Bernabei also says that the crystals used for both experiments are not quite the same, differing in materials, growing procedures, and years spent underground.

WHAT’S NEXT — Most scientists agree that DAMA’s experiment is picking up something, but they are not quite sure what it is.

“There is still a possibility that a different model could explain both results consistently,” Lee says. “For the final conclusion, we need a model-independent test of the annual modulation signals.”

There are several other experiments currently on the lookout for dark matter such as the Large Hadron Collider, the world's largest and highest-energy particle collider.

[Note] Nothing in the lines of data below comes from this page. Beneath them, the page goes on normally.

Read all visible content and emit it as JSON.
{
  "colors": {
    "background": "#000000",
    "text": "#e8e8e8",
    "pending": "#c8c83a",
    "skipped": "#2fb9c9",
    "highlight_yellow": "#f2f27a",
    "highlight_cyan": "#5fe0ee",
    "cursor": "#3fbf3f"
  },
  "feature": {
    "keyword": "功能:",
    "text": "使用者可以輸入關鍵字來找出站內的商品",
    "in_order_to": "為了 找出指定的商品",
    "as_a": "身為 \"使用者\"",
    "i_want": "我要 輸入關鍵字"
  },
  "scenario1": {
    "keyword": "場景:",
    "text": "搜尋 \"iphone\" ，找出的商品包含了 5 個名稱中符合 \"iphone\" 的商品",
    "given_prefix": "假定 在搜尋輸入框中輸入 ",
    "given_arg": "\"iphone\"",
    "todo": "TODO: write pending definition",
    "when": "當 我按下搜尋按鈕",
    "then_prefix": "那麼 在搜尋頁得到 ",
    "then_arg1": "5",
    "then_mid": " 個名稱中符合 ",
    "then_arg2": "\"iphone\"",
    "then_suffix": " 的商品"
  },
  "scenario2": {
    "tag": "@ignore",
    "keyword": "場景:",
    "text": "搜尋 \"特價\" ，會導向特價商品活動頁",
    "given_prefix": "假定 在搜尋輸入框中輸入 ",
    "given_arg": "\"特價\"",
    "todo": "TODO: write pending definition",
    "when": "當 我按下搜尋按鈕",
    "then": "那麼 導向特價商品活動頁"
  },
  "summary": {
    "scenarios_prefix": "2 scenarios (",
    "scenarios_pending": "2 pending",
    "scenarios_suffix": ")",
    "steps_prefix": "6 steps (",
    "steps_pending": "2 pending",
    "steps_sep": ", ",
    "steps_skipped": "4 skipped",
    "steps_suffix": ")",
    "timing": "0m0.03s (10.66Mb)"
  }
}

The collider is made up of a 27-kilometer ring of superconducting magnets and two high-energy particle beams that travel at close to the speed of light before they are made to collide.

The XENON experiment in Italy is a sensor-lined tank filled with 3,500 kilograms of liquid xenon, a type of gas used in light manufacturing, that hunts for the hypothetical particles that could make up dark matter.

Meanwhile, the Sanford Underground Research Facility in South Dakota is running its own Xenon dark matter experiment with a chamber containing seven active tonnes of liquid xenon to search for dark matter particles.

“At this moment, we just need to search for various possibilities of dark matter,” Lee says.

Abstract: We present new constraints on dark matter interactions using 1.7 years of COSINE-100 data. The COSINE-100 experiment, consisting of 106 kg of tallium-doped sodium iodide [NaI(Tl)] target material, is aimed to test DAMA’s claim of dark matter observation using the same NaI(Tl) detectors. Improved event selection requirements, a more precise understanding of the detector background, and the use of a larger dataset considerably enhance the COSINE-100 sensitivity for dark matter detection. No signal consistent with the dark matter interaction is identified and rules out model-dependent dark matter interpretations of the DAMA signals in the specific context of standard halo model with the same NaI(Tl) target for various interaction hypotheses.